Why Time Series Analysis is so Useful
Time series analysis is a powerful analytical tool. How things change with time is highly common form of information visualization or data analysis. You see time series graphs nearly everyday in the newspapers or on the television news.
In business intelligence it is an essential. For example, are profits increasing or decreasing over time? The variable of time gives us a basis of understanding data.
The present can only be understood and the future can only be predicted in the light of the past according to Stephen Few in his book 'Now you See it' about simple visualization techniques for quantitative analysis.
Time Series Patterns
There are six basic patterns for analysing data through time and why they are so useful.
- Trend - the series of points or values can go up, down or stay the same or flat.

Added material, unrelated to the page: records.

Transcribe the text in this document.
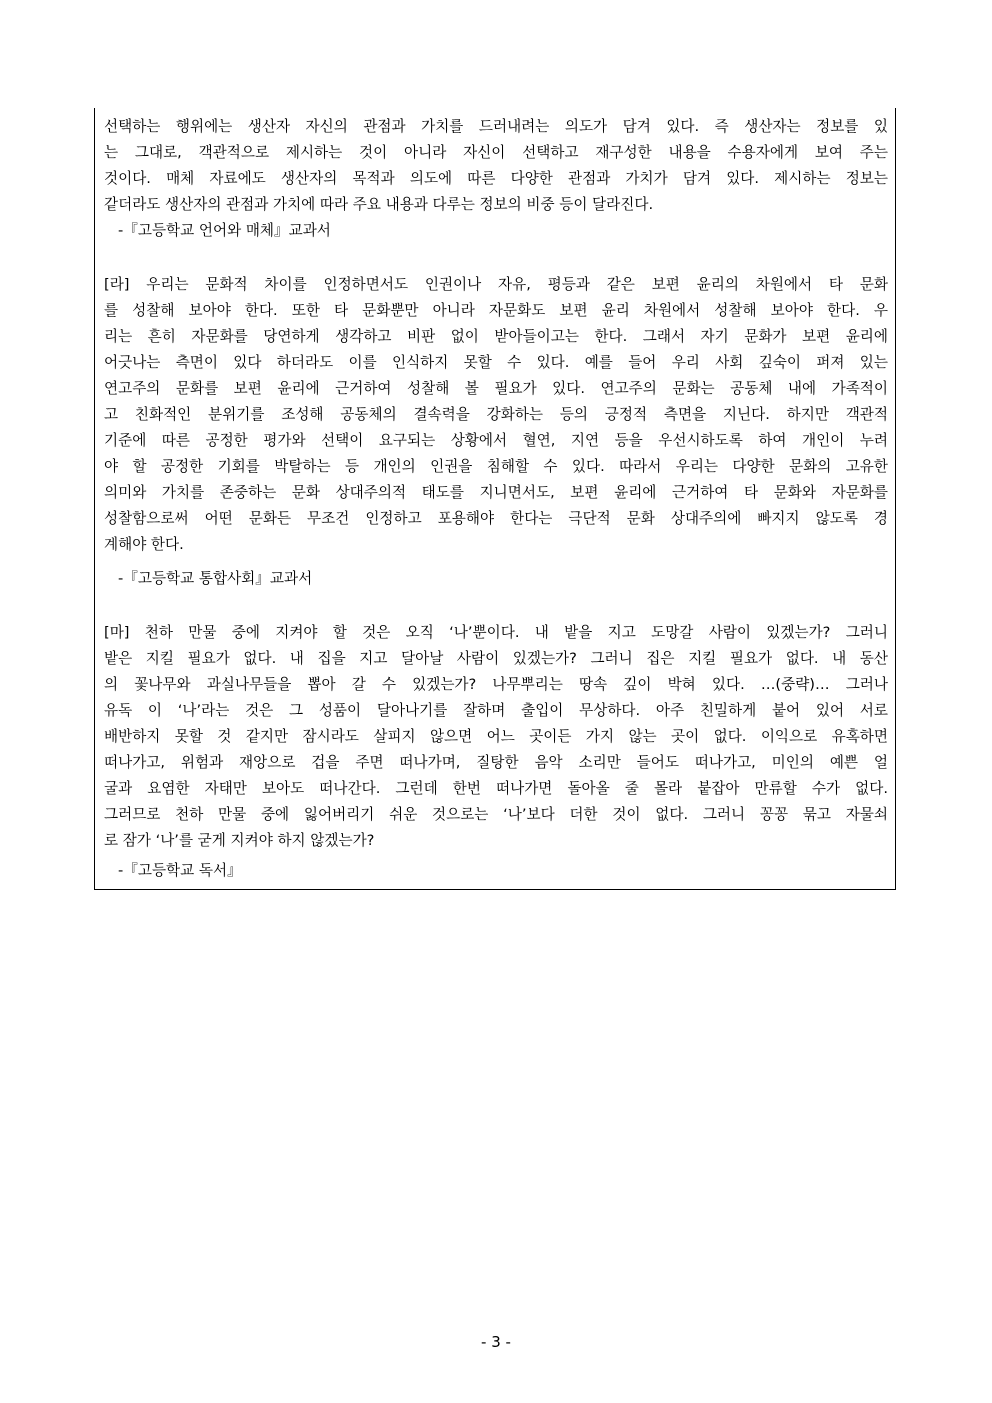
선택하는 행위에는 생산자 자신의 관점과 가치를 드러내려는 의도가 담겨 있다. 즉 생산자는 정보를 있
는 그대로, 객관적으로 제시하는 것이 아니라 자신이 선택하고 재구성한 내용을 수용자에게 보여 주는
것이다. 매체 자료에도 생산자의 목적과 의도에 따른 다양한 관점과 가치가 담겨 있다. 제시하는 정보는
같더라도 생산자의 관점과 가치에 따라 주요 내용과 다루는 정보의 비중 등이 달라진다.
-『고등학교 언어와 매체』교과서
[라] 우리는 문화적 차이를 인정하면서도 인권이나 자유, 평등과 같은 보편 윤리의 차원에서 타 문화
를 성찰해 보아야 한다. 또한 타 문화뿐만 아니라 자문화도 보편 윤리 차원에서 성찰해 보아야 한다. 우
리는 흔히 자문화를 당연하게 생각하고 비판 없이 받아들이고는 한다. 그래서 자기 문화가 보편 윤리에
어긋나는 측면이 있다 하더라도 이를 인식하지 못할 수 있다. 예를 들어 우리 사회 깊숙이 퍼져 있는
연고주의 문화를 보편 윤리에 근거하여 성찰해 볼 필요가 있다. 연고주의 문화는 공동체 내에 가족적이
고 친화적인 분위기를 조성해 공동체의 결속력을 강화하는 등의 긍정적 측면을 지닌다. 하지만 객관적
기준에 따른 공정한 평가와 선택이 요구되는 상황에서 혈연, 지연 등을 우선시하도록 하여 개인이 누려
야 할 공정한 기회를 박탈하는 등 개인의 인권을 침해할 수 있다. 따라서 우리는 다양한 문화의 고유한
의미와 가치를 존중하는 문화 상대주의적 태도를 지니면서도, 보편 윤리에 근거하여 타 문화와 자문화를
성찰함으로써 어떤 문화든 무조건 인정하고 포용해야 한다는 극단적 문화 상대주의에 빠지지 않도록 경
계해야 한다.
-『고등학교 통합사회』교과서
[마] 천하 만물 중에 지켜야 할 것은 오직 ‘나’뿐이다. 내 밭을 지고 도망갈 사람이 있겠는가? 그러니
밭은 지킬 필요가 없다. 내 집을 지고 달아날 사람이 있겠는가? 그러니 집은 지킬 필요가 없다. 내 동산
의 꽃나무와 과실나무들을 뽑아 갈 수 있겠는가? 나무뿌리는 땅속 깊이 박혀 있다. …(중략)… 그러나
유독 이 ‘나’라는 것은 그 성품이 달아나기를 잘하며 출입이 무상하다. 아주 친밀하게 붙어 있어 서로
배반하지 못할 것 같지만 잠시라도 살피지 않으면 어느 곳이든 가지 않는 곳이 없다. 이익으로 유혹하면
떠나가고, 위험과 재앙으로 겁을 주면 떠나가며, 질탕한 음악 소리만 들어도 떠나가고, 미인의 예쁜 얼
굴과 요염한 자태만 보아도 떠나간다. 그런데 한번 떠나가면 돌아올 줄 몰라 붙잡아 만류할 수가 없다.
그러므로 천하 만물 중에 잃어버리기 쉬운 것으로는 ‘나’보다 더한 것이 없다. 그러니 꽁꽁 묶고 자물쇠
로 잠가 ‘나’를 굳게 지켜야 하지 않겠는가?
-『고등학교 독서』
- 3 -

- Variability - how much the data points vary from point to point
- Rate of Change - how big is the relative change between the points or values
- Co-variation - what is the relationship between two variables or measures in a series either immediately or later
- Cycles - are there patterns that repeat at regular intervals e.g. at the end of each quater when sales people close sales to hit their targets to win bonuses
- Exceptions or Outliers - what values in a series of points fall outside the norm say when there has been some significant change - shortage, war etc
These patterns above give you a framework for analysing data through time. Look for these patterns and then you will be able to interpret better what is going on now and what might be likely to happen in the future.